Spectre of coronavirus quarantine haunts Hungarian democracy, say
A "DICTATORSHIP" at the heart of the EU? A draft law to grant anticoronavirus emergency measures set for adoption by Budapest has alarmed observers who fear it will hand Prime Minister Viktor Orban unlimited power.
"Hungary is a special case, nowhere else have you the kind of extraordinary measures that Orban is proposing," said Milan Nic, an expert with the Berlin-based German Council for Foreign Relations.

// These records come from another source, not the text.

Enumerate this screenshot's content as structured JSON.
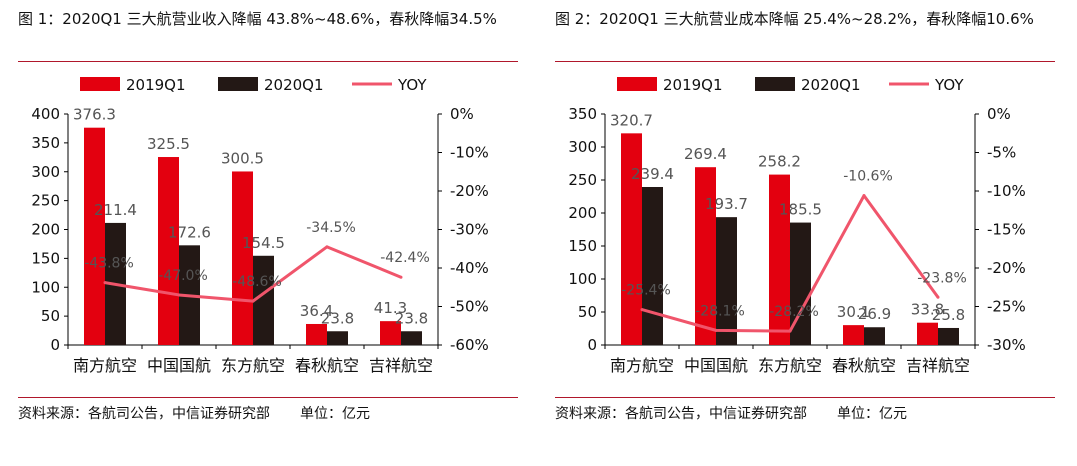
{
  "colors": {
    "y2019": "#e3000f",
    "y2020": "#231815",
    "yoy": "#f0556b",
    "divider": "#b0172b"
  },
  "source": {
    "text": "资料来源：各航司公告，中信证券研究部",
    "unit": "单位：亿元"
  },
  "legend": {
    "s2019": "2019Q1",
    "s2020": "2020Q1",
    "yoy": "YOY"
  },
  "chart_data": [
    {
      "type": "bar",
      "title": "图 1：2020Q1 三大航营业收入降幅 43.8%~48.6%，春秋降幅34.5%",
      "categories": [
        "南方航空",
        "中国国航",
        "东方航空",
        "春秋航空",
        "吉祥航空"
      ],
      "series": [
        {
          "name": "2019Q1",
          "values": [
            376.3,
            325.5,
            300.5,
            36.4,
            41.3
          ],
          "labels": [
            "376.3",
            "325.5",
            "300.5",
            "36.4",
            "41.3"
          ]
        },
        {
          "name": "2020Q1",
          "values": [
            211.4,
            172.6,
            154.5,
            23.8,
            23.8
          ],
          "labels": [
            "211.4",
            "172.6",
            "154.5",
            "23.8",
            "23.8"
          ]
        },
        {
          "name": "YOY",
          "type": "line",
          "axis": "right",
          "values": [
            -43.8,
            -47.0,
            -48.6,
            -34.5,
            -42.4
          ],
          "labels": [
            "-43.8%",
            "-47.0%",
            "-48.6%",
            "-34.5%",
            "-42.4%"
          ]
        }
      ],
      "ylim": [
        0,
        400
      ],
      "yticks": [
        "0",
        "50",
        "100",
        "150",
        "200",
        "250",
        "300",
        "350",
        "400"
      ],
      "ylim_right": [
        -60,
        0
      ],
      "yticks_right": [
        "-60%",
        "-50%",
        "-40%",
        "-30%",
        "-20%",
        "-10%",
        "0%"
      ],
      "legend_position": "top"
    },
    {
      "type": "bar",
      "title": "图 2：2020Q1 三大航营业成本降幅 25.4%~28.2%，春秋降幅10.6%",
      "categories": [
        "南方航空",
        "中国国航",
        "东方航空",
        "春秋航空",
        "吉祥航空"
      ],
      "series": [
        {
          "name": "2019Q1",
          "values": [
            320.7,
            269.4,
            258.2,
            30.1,
            33.8
          ],
          "labels": [
            "320.7",
            "269.4",
            "258.2",
            "30.1",
            "33.8"
          ]
        },
        {
          "name": "2020Q1",
          "values": [
            239.4,
            193.7,
            185.5,
            26.9,
            25.8
          ],
          "labels": [
            "239.4",
            "193.7",
            "185.5",
            "26.9",
            "25.8"
          ]
        },
        {
          "name": "YOY",
          "type": "line",
          "axis": "right",
          "values": [
            -25.4,
            -28.1,
            -28.2,
            -10.6,
            -23.8
          ],
          "labels": [
            "-25.4%",
            "-28.1%",
            "-28.2%",
            "-10.6%",
            "-23.8%"
          ]
        }
      ],
      "ylim": [
        0,
        350
      ],
      "yticks": [
        "0",
        "50",
        "100",
        "150",
        "200",
        "250",
        "300",
        "350"
      ],
      "ylim_right": [
        -30,
        0
      ],
      "yticks_right": [
        "-30%",
        "-25%",
        "-20%",
        "-15%",
        "-10%",
        "-5%",
        "0%"
      ],
      "legend_position": "top"
    }
  ]
}
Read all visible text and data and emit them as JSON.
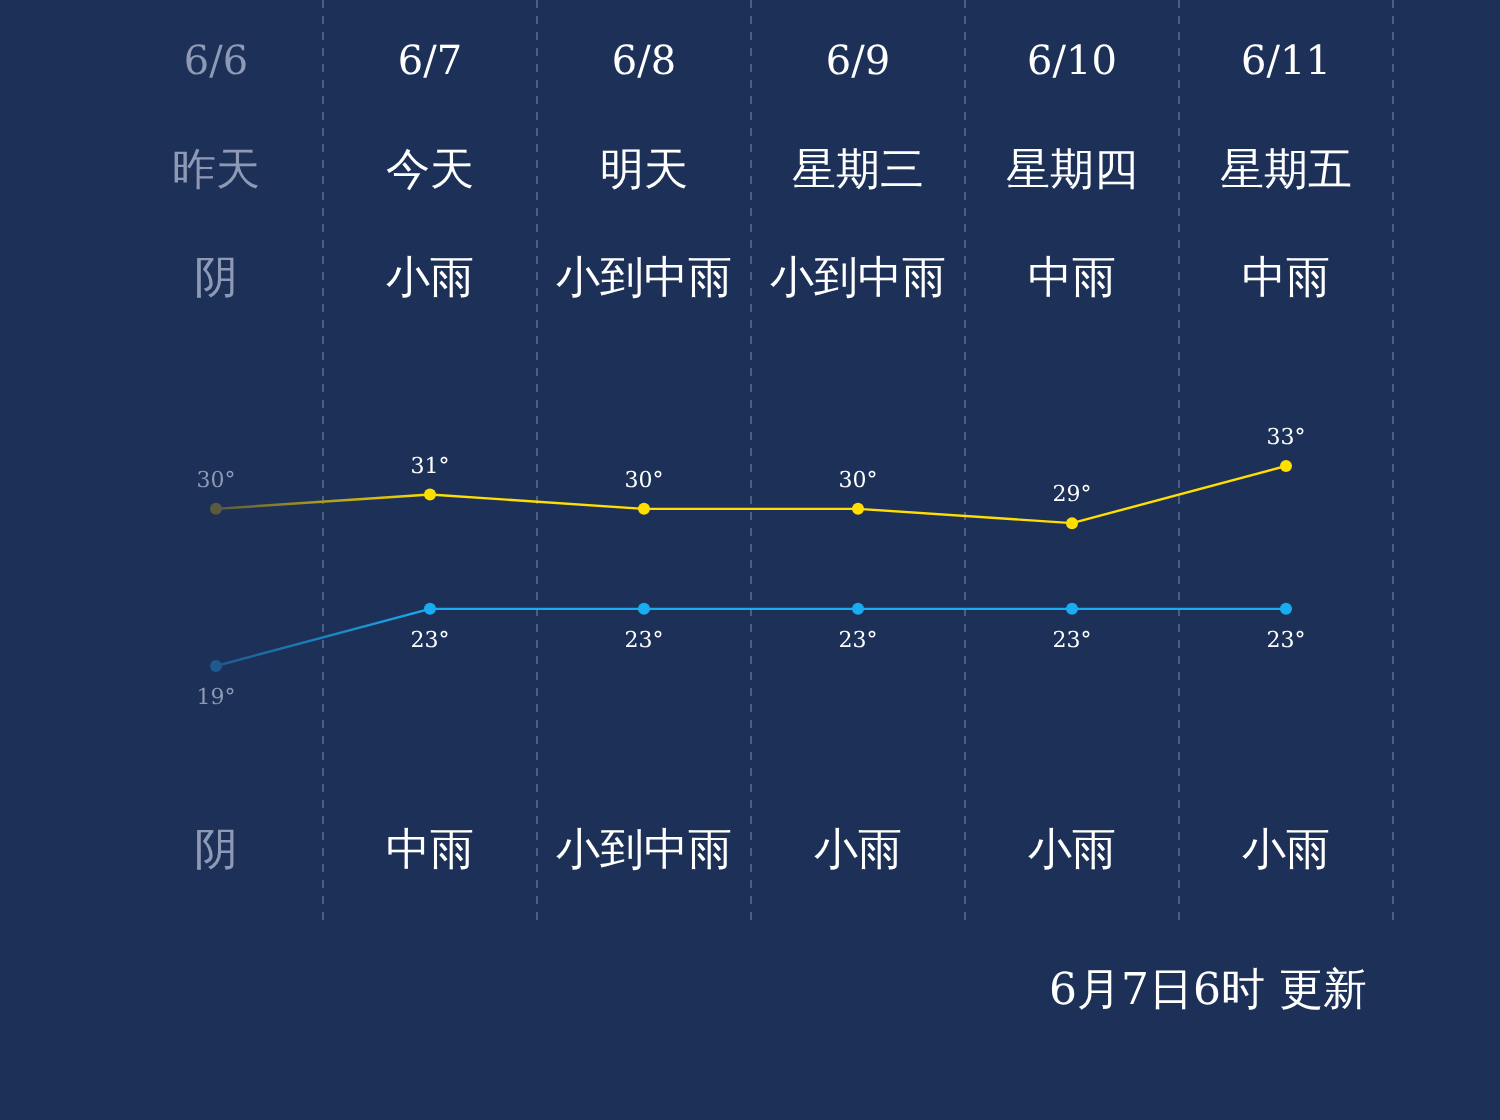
{
  "chart_data": {
    "type": "line",
    "categories": [
      "6/6",
      "6/7",
      "6/8",
      "6/9",
      "6/10",
      "6/11"
    ],
    "series": [
      {
        "color": "#ffde00",
        "colors": [
          "#5b5a3c",
          "#ffde00",
          "#ffde00",
          "#ffde00",
          "#ffde00",
          "#ffde00"
        ],
        "values": [
          30,
          31,
          30,
          30,
          29,
          33
        ],
        "value_labels": [
          "30°",
          "31°",
          "30°",
          "30°",
          "29°",
          "33°"
        ]
      },
      {
        "color": "#1aacf0",
        "colors": [
          "#1d5a8e",
          "#1aacf0",
          "#1aacf0",
          "#1aacf0",
          "#1aacf0",
          "#1aacf0"
        ],
        "values": [
          19,
          23,
          23,
          23,
          23,
          23
        ],
        "value_labels": [
          "19°",
          "23°",
          "23°",
          "23°",
          "23°",
          "23°"
        ]
      }
    ],
    "marker": "circle",
    "grid": "x",
    "annotations": [
      "昨天",
      "今天",
      "明天",
      "星期三",
      "星期四",
      "星期五",
      "阴",
      "小雨",
      "小到中雨",
      "小到中雨",
      "中雨",
      "中雨",
      "阴",
      "中雨",
      "小到中雨",
      "小雨",
      "小雨",
      "小雨",
      "6月7日6时 更新"
    ]
  }
}
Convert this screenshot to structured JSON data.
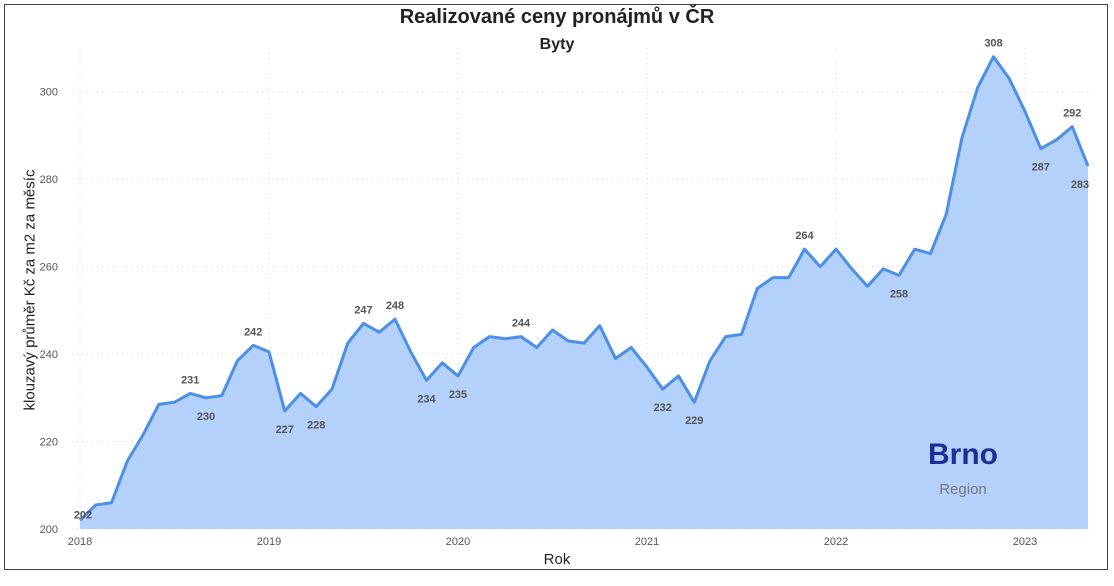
{
  "chart_data": {
    "type": "area",
    "title": "Realizované ceny pronájmů v ČR",
    "subtitle": "Byty",
    "xlabel": "Rok",
    "ylabel": "klouzavý průměr Kč za m2 za měsíc",
    "ylim": [
      200,
      310
    ],
    "yticks": [
      200,
      220,
      240,
      260,
      280,
      300
    ],
    "xticks": [
      "2018",
      "2019",
      "2020",
      "2021",
      "2022",
      "2023"
    ],
    "grid": true,
    "colors": {
      "line": "#4a8fe8",
      "fill": "#b3d1fb",
      "region": "#1a2f9a"
    },
    "annotation": {
      "region_name": "Brno",
      "region_caption": "Region"
    },
    "series": [
      {
        "x": [
          "2018-01",
          "2018-02",
          "2018-03",
          "2018-04",
          "2018-05",
          "2018-06",
          "2018-07",
          "2018-08",
          "2018-09",
          "2018-10",
          "2018-11",
          "2018-12",
          "2019-01",
          "2019-02",
          "2019-03",
          "2019-04",
          "2019-05",
          "2019-06",
          "2019-07",
          "2019-08",
          "2019-09",
          "2019-10",
          "2019-11",
          "2019-12",
          "2020-01",
          "2020-02",
          "2020-03",
          "2020-04",
          "2020-05",
          "2020-06",
          "2020-07",
          "2020-08",
          "2020-09",
          "2020-10",
          "2020-11",
          "2020-12",
          "2021-01",
          "2021-02",
          "2021-03",
          "2021-04",
          "2021-05",
          "2021-06",
          "2021-07",
          "2021-08",
          "2021-09",
          "2021-10",
          "2021-11",
          "2021-12",
          "2022-01",
          "2022-02",
          "2022-03",
          "2022-04",
          "2022-05",
          "2022-06",
          "2022-07",
          "2022-08",
          "2022-09",
          "2022-10",
          "2022-11",
          "2022-12",
          "2023-01",
          "2023-02",
          "2023-03",
          "2023-04",
          "2023-05"
        ],
        "values": [
          202,
          205.5,
          206,
          215.5,
          221.5,
          228.5,
          229,
          231,
          230,
          230.5,
          238.5,
          242,
          240.5,
          227,
          231,
          228,
          232,
          242.5,
          247,
          245,
          248,
          240.5,
          234,
          238,
          235,
          241.5,
          244,
          243.5,
          244,
          241.5,
          245.5,
          243,
          242.5,
          246.5,
          239,
          241.5,
          237,
          232,
          235,
          229,
          238.5,
          244,
          244.5,
          255,
          257.5,
          257.5,
          264,
          260,
          264,
          259.5,
          255.5,
          259.5,
          258,
          264,
          263,
          272,
          289.5,
          301,
          308,
          303,
          295.5,
          287,
          289,
          292,
          283
        ]
      }
    ],
    "data_labels": [
      {
        "x": "2018-01",
        "text": "202"
      },
      {
        "x": "2018-08",
        "text": "231"
      },
      {
        "x": "2018-09",
        "text": "230"
      },
      {
        "x": "2018-12",
        "text": "242"
      },
      {
        "x": "2019-02",
        "text": "227"
      },
      {
        "x": "2019-04",
        "text": "228"
      },
      {
        "x": "2019-07",
        "text": "247"
      },
      {
        "x": "2019-09",
        "text": "248"
      },
      {
        "x": "2019-11",
        "text": "234"
      },
      {
        "x": "2020-01",
        "text": "235"
      },
      {
        "x": "2020-05",
        "text": "244"
      },
      {
        "x": "2021-02",
        "text": "232"
      },
      {
        "x": "2021-04",
        "text": "229"
      },
      {
        "x": "2021-11",
        "text": "264"
      },
      {
        "x": "2022-05",
        "text": "258"
      },
      {
        "x": "2022-11",
        "text": "308"
      },
      {
        "x": "2023-02",
        "text": "287"
      },
      {
        "x": "2023-04",
        "text": "292"
      },
      {
        "x": "2023-05",
        "text": "283"
      }
    ]
  }
}
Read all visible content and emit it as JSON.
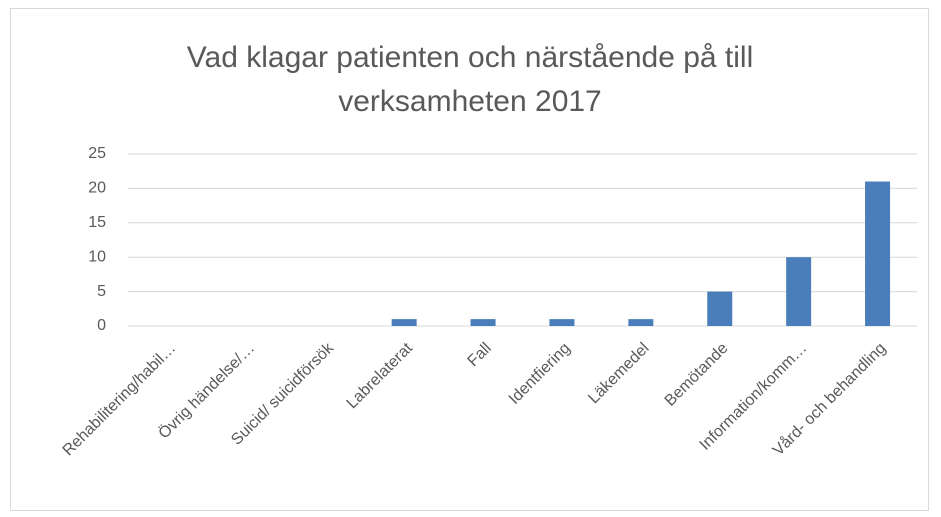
{
  "chart_data": {
    "type": "bar",
    "title": "Vad klagar patienten och närstående på till verksamheten 2017",
    "categories": [
      "Rehabilitering/habil…",
      "Övrig händelse/…",
      "Suicid/ suicidförsök",
      "Labrelaterat",
      "Fall",
      "Identfiering",
      "Läkemedel",
      "Bemötande",
      "Information/komm…",
      "Vård- och behandling"
    ],
    "values": [
      0,
      0,
      0,
      1,
      1,
      1,
      1,
      5,
      10,
      21
    ],
    "color": "#4a7ebb",
    "ylim": [
      0,
      25
    ],
    "yticks": [
      0,
      5,
      10,
      15,
      20,
      25
    ],
    "grid": true
  }
}
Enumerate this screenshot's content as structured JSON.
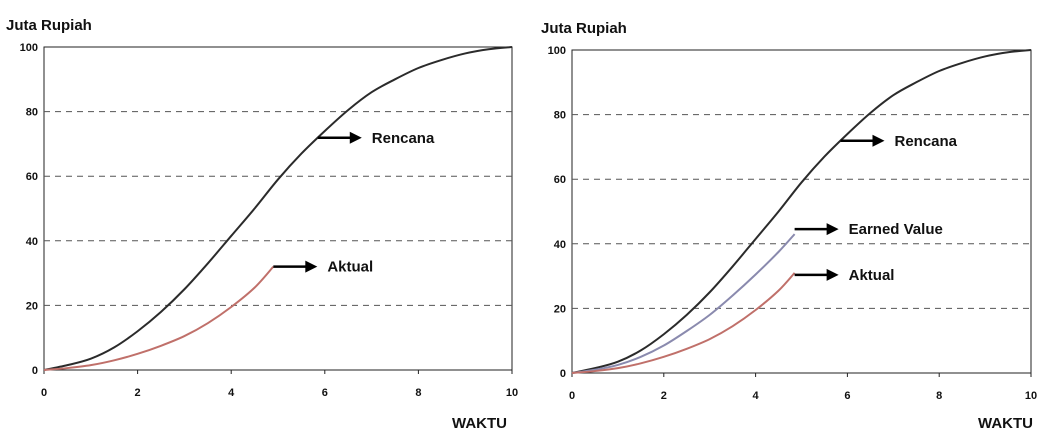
{
  "chart_data": [
    {
      "type": "line",
      "ylabel": "Juta Rupiah",
      "xlabel": "WAKTU",
      "xlim": [
        0,
        10
      ],
      "ylim": [
        0,
        100
      ],
      "x_ticks": [
        "0",
        "2",
        "4",
        "6",
        "8",
        "10"
      ],
      "y_ticks": [
        "0",
        "20",
        "40",
        "60",
        "80",
        "100"
      ],
      "grid": "horizontal dashed",
      "series": [
        {
          "name": "Rencana",
          "color": "#2b2b2b",
          "x": [
            0,
            0.5,
            1,
            1.5,
            2,
            2.5,
            3,
            3.5,
            4,
            4.5,
            5,
            5.5,
            6,
            6.5,
            7,
            7.5,
            8,
            8.5,
            9,
            9.5,
            10
          ],
          "y": [
            0,
            1.5,
            3.5,
            7,
            12,
            18,
            25,
            33,
            41.5,
            50,
            59,
            67,
            74,
            80.5,
            86,
            90,
            93.5,
            96,
            98,
            99.3,
            100
          ]
        },
        {
          "name": "Aktual",
          "color": "#c0706a",
          "x": [
            0,
            0.5,
            1,
            1.5,
            2,
            2.5,
            3,
            3.5,
            4,
            4.5,
            4.9
          ],
          "y": [
            0,
            0.6,
            1.5,
            3,
            5,
            7.5,
            10.5,
            14.5,
            19.5,
            25.5,
            32
          ]
        }
      ],
      "annotations": [
        {
          "text": "Rencana",
          "series": "Rencana",
          "at_x": 5.85
        },
        {
          "text": "Aktual",
          "series": "Aktual",
          "at_x": 4.9
        }
      ]
    },
    {
      "type": "line",
      "ylabel": "Juta Rupiah",
      "xlabel": "WAKTU",
      "xlim": [
        0,
        10
      ],
      "ylim": [
        0,
        100
      ],
      "x_ticks": [
        "0",
        "2",
        "4",
        "6",
        "8",
        "10"
      ],
      "y_ticks": [
        "0",
        "20",
        "40",
        "60",
        "80",
        "100"
      ],
      "grid": "horizontal dashed",
      "series": [
        {
          "name": "Rencana",
          "color": "#2b2b2b",
          "x": [
            0,
            0.5,
            1,
            1.5,
            2,
            2.5,
            3,
            3.5,
            4,
            4.5,
            5,
            5.5,
            6,
            6.5,
            7,
            7.5,
            8,
            8.5,
            9,
            9.5,
            10
          ],
          "y": [
            0,
            1.5,
            3.5,
            7,
            12,
            18,
            25,
            33,
            41.5,
            50,
            59,
            67,
            74,
            80.5,
            86,
            90,
            93.5,
            96,
            98,
            99.3,
            100
          ]
        },
        {
          "name": "Earned Value",
          "color": "#8a8aae",
          "x": [
            0,
            0.5,
            1,
            1.5,
            2,
            2.5,
            3,
            3.5,
            4,
            4.5,
            4.85
          ],
          "y": [
            0,
            1,
            2.5,
            5,
            8.5,
            13,
            18,
            24,
            30.5,
            37.5,
            43
          ]
        },
        {
          "name": "Aktual",
          "color": "#c0706a",
          "x": [
            0,
            0.5,
            1,
            1.5,
            2,
            2.5,
            3,
            3.5,
            4,
            4.5,
            4.85
          ],
          "y": [
            0,
            0.6,
            1.5,
            3,
            5,
            7.5,
            10.5,
            14.5,
            19.5,
            25.5,
            31
          ]
        }
      ],
      "annotations": [
        {
          "text": "Rencana",
          "series": "Rencana",
          "at_x": 5.85
        },
        {
          "text": "Earned Value",
          "series": "Earned Value",
          "at_x": 4.85
        },
        {
          "text": "Aktual",
          "series": "Aktual",
          "at_x": 4.85
        }
      ]
    }
  ]
}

After declaring a state of emergency on March 11, Orban expects parliament to vote on Tuesday to allow him to extend it indefinitely and rule by decree in order to better fight COVID-19 and its impacts.
If parliament, dominated by his rightwing Fidesz party, approves the "coronavirus law" with the necessary two-thirds majority, Orban's cabinet could in theory enjoy effectively unchecked power.
"His government is already in a stronger position than anywhere else in the EU. Hungary is no longer a country of democratic checks and balances," said Nic.
The law would also enable heavy jail terms for publishers of "false information" about the virus and the government's measures, stoking new worries for Hungarian press freedoms that have dwindled under Orban.
- 'EU's first dictatorship'? A former anticommunist turned self-styled "illiberal" nationalist, 56-yearold Orban has also transformed Hungary's political, judicial, and constitutional landscape since he came to power in 2010.
His many clashes with the European institutions, NGOs and rights groups over migration, democracy, and the rule of law have seen Budapest sued by Brussels for "breaching" EU values.
"Until now, the system installed by Orban was seen as a 'hybrid state', neither democracy nor dictatorship," said former journalist Paul Lendvai in an editorial this week in Austria's Der Standard.